Uma visita obrigatória, a cargo da empresa
Quem está em alternância deve beneficiar de uma visita de informação e prevenção junto do serviço de prevenção e saúde no trabalho. É obrigatória, organizada e integralmente paga pela empresa, durante o tempo de trabalho: o tempo despendido é remunerado e as deslocações são suportadas.
O prazo geral é de dois meses após a admissão.

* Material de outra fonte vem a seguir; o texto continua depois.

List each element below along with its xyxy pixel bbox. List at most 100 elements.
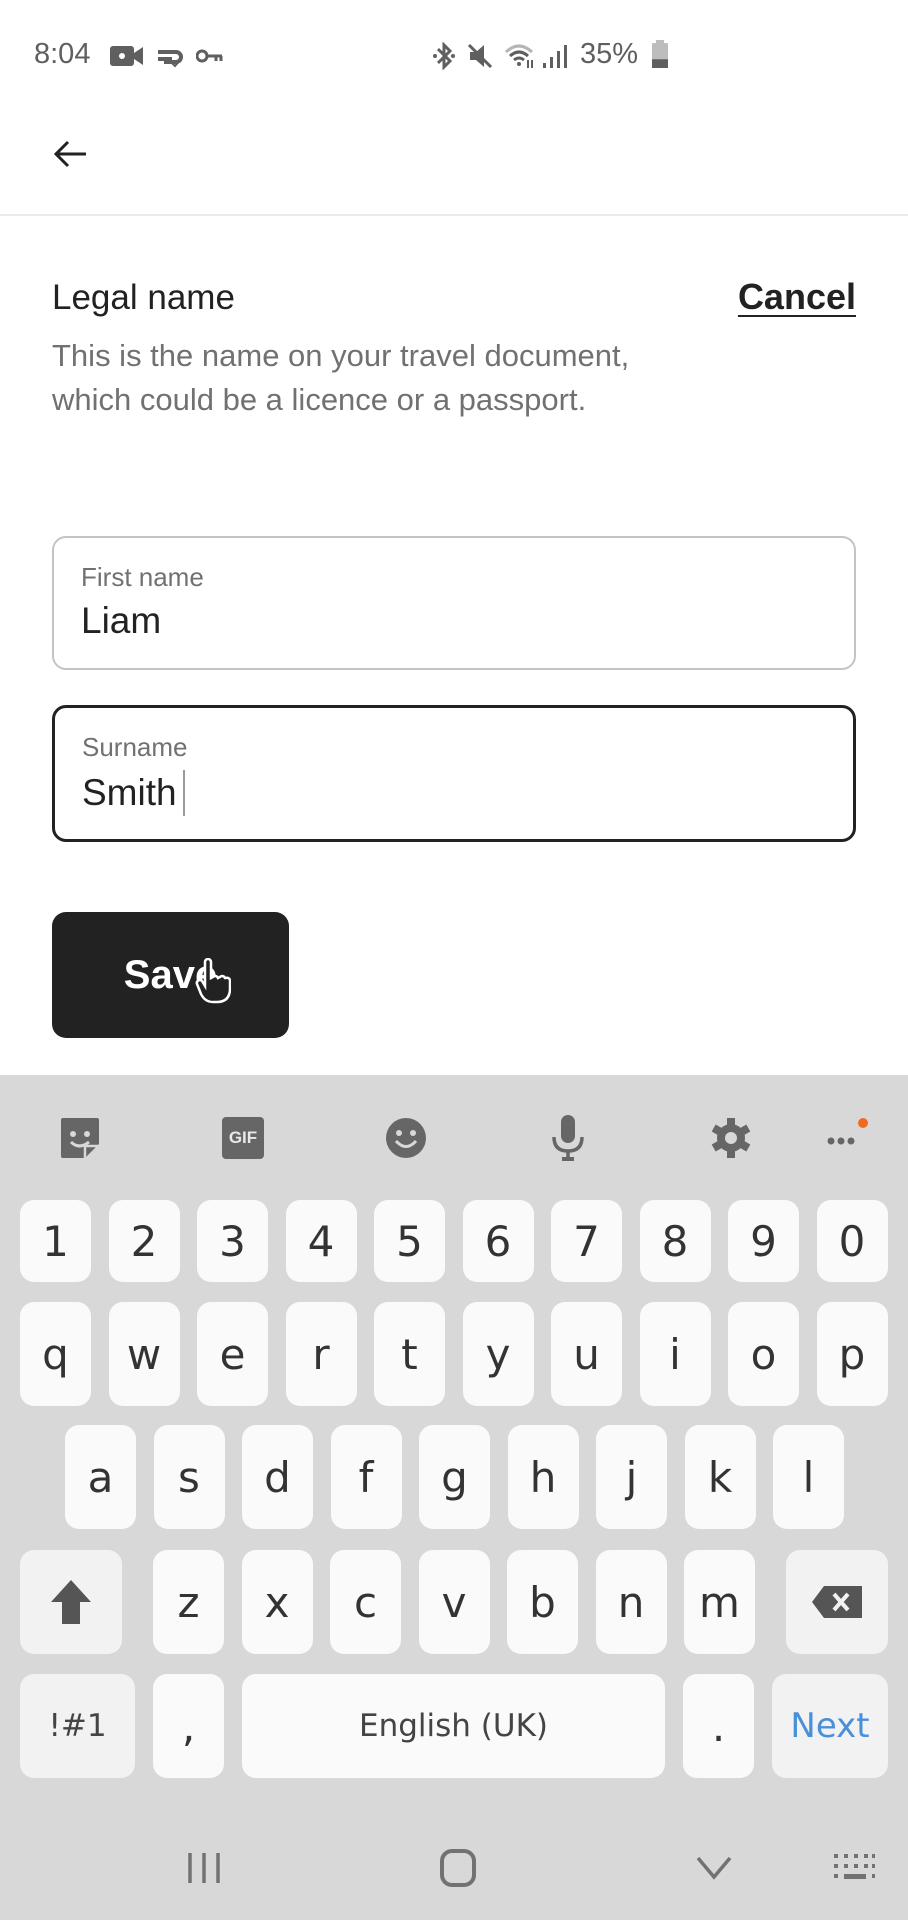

Quando a visita tem de anteceder a entrada em funções
O prazo cai quando o posto ou o perfil o justificam. A visita deve então preceder a entrada em funções:
- no trabalho noturno;
- para menores de 18 anos, o que abrange muitos aprendizes;
- em postos com riscos específicos, sujeitos a acompanhamento individual reforçado e a exame pelo médico do trabalho.

O que daí resulta
No final é-lhe entregue um certificado de acompanhamento, com cópia para a empresa. O profissional de saúde pode propor adaptações de posto, de horário ou de ritmo, sobretudo em situação de deficiência.
Havendo dúvida sobre a sua aptidão, é encaminhado para o médico do trabalho, o único habilitado a declarar uma inaptidão, que não rompe o contrato mas gera uma obrigação de reafetação.
Se a visita não for organizada
Insista primeiro por escrito junto da empresa e depois do seu centro de formação, que tem todo o interesse num contrato regular. A ausência de visita é uma falha da empresa, nunca do aprendiz: não pode ser-lhe imputada.